Symphony X: Iconoclast

Symphony X est un groupe que je mentionne souvent en passant mais dont, jusqu’à présent, je n’avais pas chroniqué d’albums. Ce pour une bonne raison: depuis l’album V, paru en 2000, ils n’avaient à mon goût produit que des albums semi-médiocres. Bonne nouvelle: Iconoclast, le double album qui vient de sortir, est nettement plus proche de ce que j’attends de ce groupe.

Parce que Symphony X, c’est quand même un peu le groupe qui, à lui tout seul, a lancé le métal progressif symphonique, sur les cendres du métal à guitares en folie façon Yngwie Malmsteem et morceaux épico-kilométriques à base mythologique. Du métal à grand spectacle, très américain, façon blockbuster de Michael Bay, avec des explosions improbables (mais avec des anges ou des demi-dieux à la place des robots de combat).

Bon, en fait, dans le cas d’Iconoclast, le thème est plutôt du côté des robots de combat ou, pour être plus précis, de la technologie qui envahit et prend le contrôle de nos vies. Autant dire que c’est un album dans lequel il ne fait pas bon s’appeler Sarah Connor! Ou être allergique aux solos de guitares, parce que ça débaroule de partout, au point que ça en devient presque gênant: on ne peut pas faire deux minutes sans se prendre une descente de manche tout schuss (non, ce n’est pas une blague eyldarin, cette fois)!

Cela dit, faut s’y faire, parce que c’est un peu (OK: beaucoup) la marque de fabrique de Symphony X. Ça et le power metal symphonique. Et les albums d’une heure et demie. Oui, parce que j’ai un peu fait dans le bourrin et pris l’édition spéciale de l’album, celle avec deux CD, douze morceaux et 85 minutes de pur métal de chez qui poutre, avec comme de bien entendu, la voix rageuse de Russell Allen et les guitares de Michael Romeo qui survolent les débats.

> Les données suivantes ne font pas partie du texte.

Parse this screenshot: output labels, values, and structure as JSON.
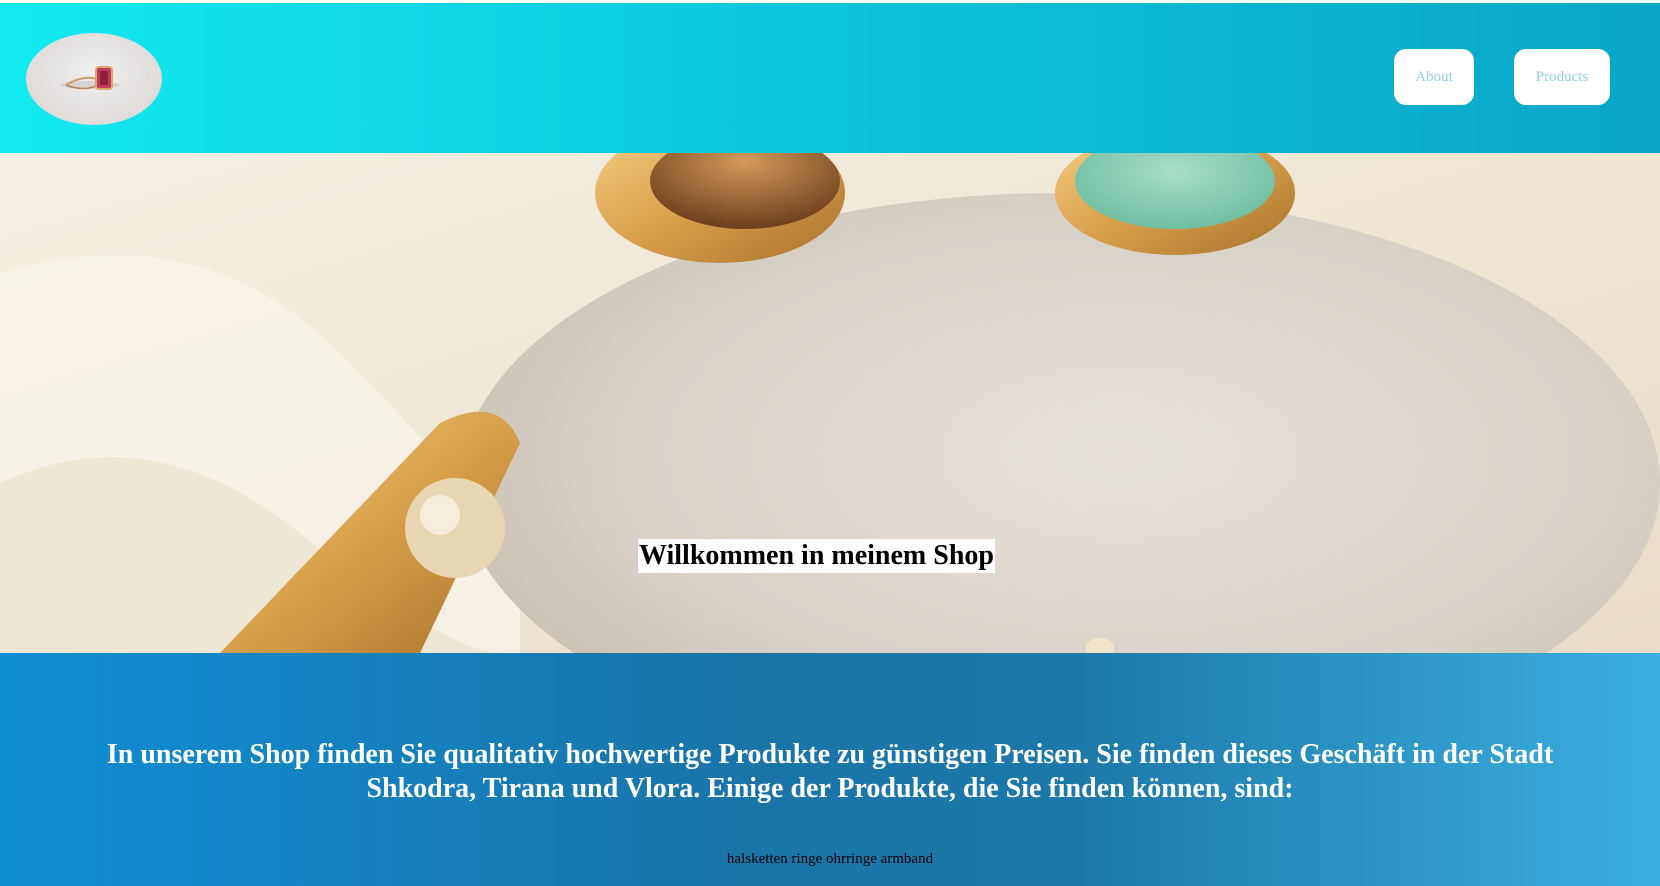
{
  "header": {
    "logo_alt": "ring logo",
    "nav": {
      "about_label": "About",
      "products_label": "Products"
    }
  },
  "hero": {
    "title": "Willkommen in meinem Shop"
  },
  "info": {
    "description": "In unserem Shop finden Sie qualitativ hochwertige Produkte zu günstigen Preisen. Sie finden dieses Geschäft in der Stadt Shkodra, Tirana und Vlora. Einige der Produkte, die Sie finden können, sind:",
    "categories": "halsketten ringe ohrringe armband"
  },
  "colors": {
    "header_start": "#12eaf1",
    "header_end": "#0aa6c7",
    "info_start": "#0f8ed4",
    "info_end": "#3aafe0",
    "nav_text": "#8fd3e6"
  }
}
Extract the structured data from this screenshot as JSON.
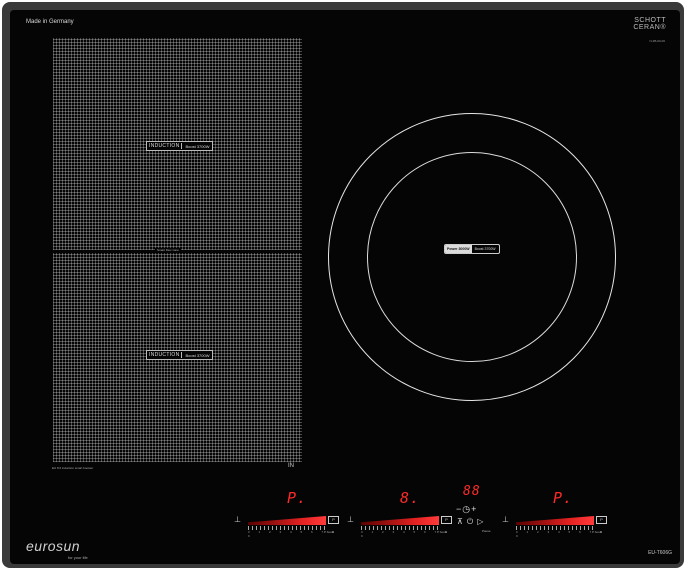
{
  "header": {
    "made_in": "Made in Germany",
    "glass_brand_line1": "SCHOTT",
    "glass_brand_line2": "CERAN®",
    "serial": "N-3B-00-00"
  },
  "left_zones": {
    "top_label": {
      "induction": "INDUCTION",
      "booster": "Boost 3700W"
    },
    "bottom_label": {
      "induction": "INDUCTION",
      "booster": "Boost 3700W"
    },
    "separator_label": "Smart Flex zone",
    "bottom_note": "EU 8.6 induction smart booster",
    "bottom_icon": "IN"
  },
  "right_zone": {
    "power": "Power 3000W",
    "booster": "Boost 3700W"
  },
  "controls": {
    "display_1": "P.",
    "display_2": "8.",
    "display_3": "P.",
    "timer_display": "88",
    "timer_minus_plus": "−◷+",
    "pause_label": "Pause",
    "slider_numbers": "0 1 2 3 4 5 6 7 8 9",
    "boost_label": "P boost",
    "boost_icon_label": "P"
  },
  "brand": {
    "logo": "eurosun",
    "tagline": "for your life",
    "model": "EU-T606G"
  },
  "colors": {
    "glass": "#050505",
    "frame": "#3a3a3a",
    "display_red": "#ff2a2a"
  }
}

Je ne vous dirai pas qu’Iconoclast est le meilleur album de Symphony X à ce jour, car je pense que V lui est supérieur d’un poil. Mais d’un poil seulement, parce qu’avec des arguments comme les dix minutes du morceau-titre, “When All Is Lost”, “Light Up the Night” ou “Reign in Madness”, il y a de quoi avoir des doutes. Mon problème majeur est que ça reste un peu du déjà entendu; certes, Symphony X fait cela très bien et a inspiré beaucoup de groupes sans avoir réellement de compétition dans leur domaine, mais bon, ça mériterait un poil plus d’audace.

S’il vous faut un album de métal pour partir sur les routes de l’été (par exemple, vers des festivals de métal), Iconoclast est un excellent choix. Et si vous restez à la maison pendant les vacances, vous pourrez profiter de ce que vos voisins sont dans les bouchons pour vous écouter cette galette avec les potards bloqués sur onze!

Alias

Stéphane “Alias” Gallay, graphiste de profession, quinqua rôliste, amateur de rock progressif, geek autoproclamé et résident genevois, donc grande gueule. On vous aura prévenu.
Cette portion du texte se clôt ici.